You can use this book to design a house for yourself with your family; you can use it to work with your neighbors to improve your town and neighborhood; you can use it to design an office, or a workshop, or a public building. And you can use it to guide you in the actual process of construction. After a ten-year silence, Christopher Alexander and his colleagues at the Center for Environmental Structure are now publishing a major statement in the form of three books which will, in their words, "lay the basis for an entirely new approach to architecture, building and planning, which will we hope replace existing ideas and practices entirely." The three books are The Timeless Way of Building, The Oregon Experiment, and this book, A Pattern Language. At the core of these books is the idea that people should design for themselves their own houses, streets, and communities. This idea may be radical (it implies a radical transformation of the architectural profession) but it comes simply from the observation that most of the wonderful places of the world were not made by architects but by the people.
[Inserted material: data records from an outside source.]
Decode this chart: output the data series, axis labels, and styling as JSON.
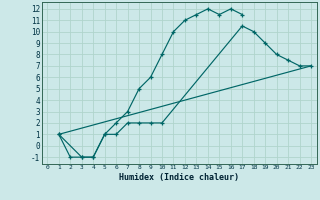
{
  "xlabel": "Humidex (Indice chaleur)",
  "background_color": "#cce8e8",
  "grid_color": "#b0d4cc",
  "line_color": "#006666",
  "xlim": [
    -0.5,
    23.5
  ],
  "ylim": [
    -1.6,
    12.6
  ],
  "xticks": [
    0,
    1,
    2,
    3,
    4,
    5,
    6,
    7,
    8,
    9,
    10,
    11,
    12,
    13,
    14,
    15,
    16,
    17,
    18,
    19,
    20,
    21,
    22,
    23
  ],
  "yticks": [
    -1,
    0,
    1,
    2,
    3,
    4,
    5,
    6,
    7,
    8,
    9,
    10,
    11,
    12
  ],
  "curve1_x": [
    1,
    2,
    3,
    4,
    5,
    6,
    7,
    8,
    9,
    10,
    11,
    12,
    13,
    14,
    15,
    16,
    17
  ],
  "curve1_y": [
    1,
    -1,
    -1,
    -1,
    1,
    2,
    3,
    5,
    6,
    8,
    10,
    11,
    11.5,
    12,
    11.5,
    12,
    11.5
  ],
  "curve2_x": [
    1,
    3,
    4,
    5,
    6,
    7,
    8,
    9,
    10,
    17,
    18,
    19,
    20,
    21,
    22,
    23
  ],
  "curve2_y": [
    1,
    -1,
    -1,
    1,
    1,
    2,
    2,
    2,
    2,
    10.5,
    10,
    9,
    8,
    7.5,
    7,
    7
  ],
  "curve3_x": [
    1,
    23
  ],
  "curve3_y": [
    1,
    7
  ]
}
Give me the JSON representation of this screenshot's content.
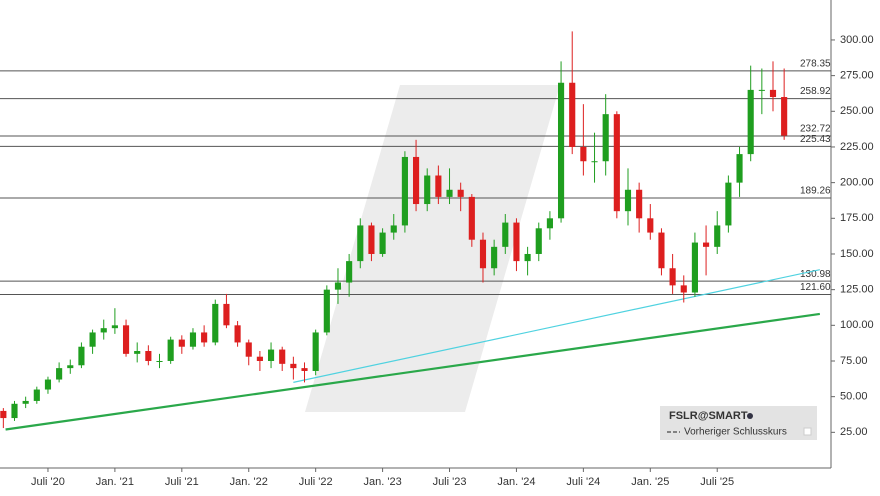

At the core of the books, too, is the point that in designing their environments people always rely on certain "languages," which, like the languages we speak, allow them to articulate and communicate an infinite variety of designs within a forma system which gives them coherence. This book provides a language of this kind. It will enable a person to make a design for almost any kind of building, or any part of the built environment. "Patterns," the units of this language, are answers to design problems (How high should a window sill be? How many stories should a building have? How much space in a neighborhood should be devoted to grass and trees?). More than 250 of the patterns in this pattern language are given: each consists of a problem statement, a discussion of the problem with an illustration, and a solution. As the authors say in their introduction, many of the patterns are archetypal, so deeply rooted in the nature of things that it seemly likely that they will be a part of human nature, and human action, as much in five hundred years as they are today.